We have to keep in mind Daniel Bryan, Randy Orton, Seth Rollins and Cesaro are all out for an extensive amount of time. Each of these men are renowned for having highly entertaining and compelling matches, and three of the four have been world champion within the last two years. Their loss on the main roster has certainly been felt, and has also meant that more has been needed from other talent such as Dean Ambrose, Kevin Owens and the League of Nations, among others. The problem is that not all of these characters resonate with today’s audience, while others do. It has been a metaphorical juggling act, trying to find the right fit and the right program while still maintaining fans’ interest. In the weeks leading into this announcement, Styles had gone on record a number of times saying how he would have to make a decision that worked best for him, which neither supported nor negated the speculation.

This leads me back to the idea of AJ Styles being elevated right away because of one major factor, time. It’s been discussed that time really isn’t on Styles’ side, and his opportunity to achieve success in the WWE really is now. At 38 years of age, it is hard to believe that he would toil in NXT waiting for a chance to move up.
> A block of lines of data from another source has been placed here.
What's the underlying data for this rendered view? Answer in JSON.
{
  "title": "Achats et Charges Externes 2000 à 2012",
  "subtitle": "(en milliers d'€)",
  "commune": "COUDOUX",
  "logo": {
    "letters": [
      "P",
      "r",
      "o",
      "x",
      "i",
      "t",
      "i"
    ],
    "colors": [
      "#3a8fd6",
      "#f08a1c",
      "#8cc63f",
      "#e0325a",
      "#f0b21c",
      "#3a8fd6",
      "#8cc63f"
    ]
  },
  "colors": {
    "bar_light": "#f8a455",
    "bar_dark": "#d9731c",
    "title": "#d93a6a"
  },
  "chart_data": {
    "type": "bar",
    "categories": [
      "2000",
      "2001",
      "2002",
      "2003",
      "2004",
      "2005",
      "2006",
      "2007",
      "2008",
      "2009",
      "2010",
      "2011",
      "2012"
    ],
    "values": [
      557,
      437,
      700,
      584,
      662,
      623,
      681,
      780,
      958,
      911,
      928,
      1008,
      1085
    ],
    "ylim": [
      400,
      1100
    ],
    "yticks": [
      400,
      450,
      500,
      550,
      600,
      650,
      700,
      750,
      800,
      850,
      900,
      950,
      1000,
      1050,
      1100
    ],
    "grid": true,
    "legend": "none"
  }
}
Kevin Owens spent only a few months in NXT before being on the main roster full-time.

An interesting scenario remains for Doc Gallows. He left WWE and achieved success elsewhere, and was then offered a contract to return. He certainly has come a long way in the time since his runs in North America, and really should be commended for it. What exactly will his role be upon returning to the WWE? Is he going to be part of a Balor Club?

Even the idea of an offshoot of the Bullet Club in the WWE is an interesting idea as well. The faction’s popularity is something that happened organically, rather than being fabricated. That being said, the WWE’s vision for a Balor Club may be different from what New Japan had with the Bullet Club, which is what fans may prefer. Often times factions that are replicated tend to lose something from their initial incarnation. Key members of the Bullet Club are part of the promotion, but that doesn’t necessarily mean that it will have as much success as it did in New Japan.

A talent that may not be very well known among North American audiences would be ‘Machine Gun’ Karl Anderson. He was a founding member of the Bullet Club, and is more than just a ‘sidekick.’. His matches in New Japan over the past year have shown his growth as a performer. He is articulate, concise and entertaining in his promos. If anything, Anderson will be a pleasant surprise for fans who have not seen him compete, and the dark horse in this group. Fans would be hard pressed to find someone who has worked as hard as he has, while outside North America, and as a result he earned himself an opportunity with the WWE.

What is the verdict overall on these additions? For wrestling fans it covers the whole spectrum of opinions. While some are optimistic that it’s a great move, others are skeptical that they will be used effectively. As a fan of the WWE, I hold out hope that we will see what’s made them successful carried over to their new home.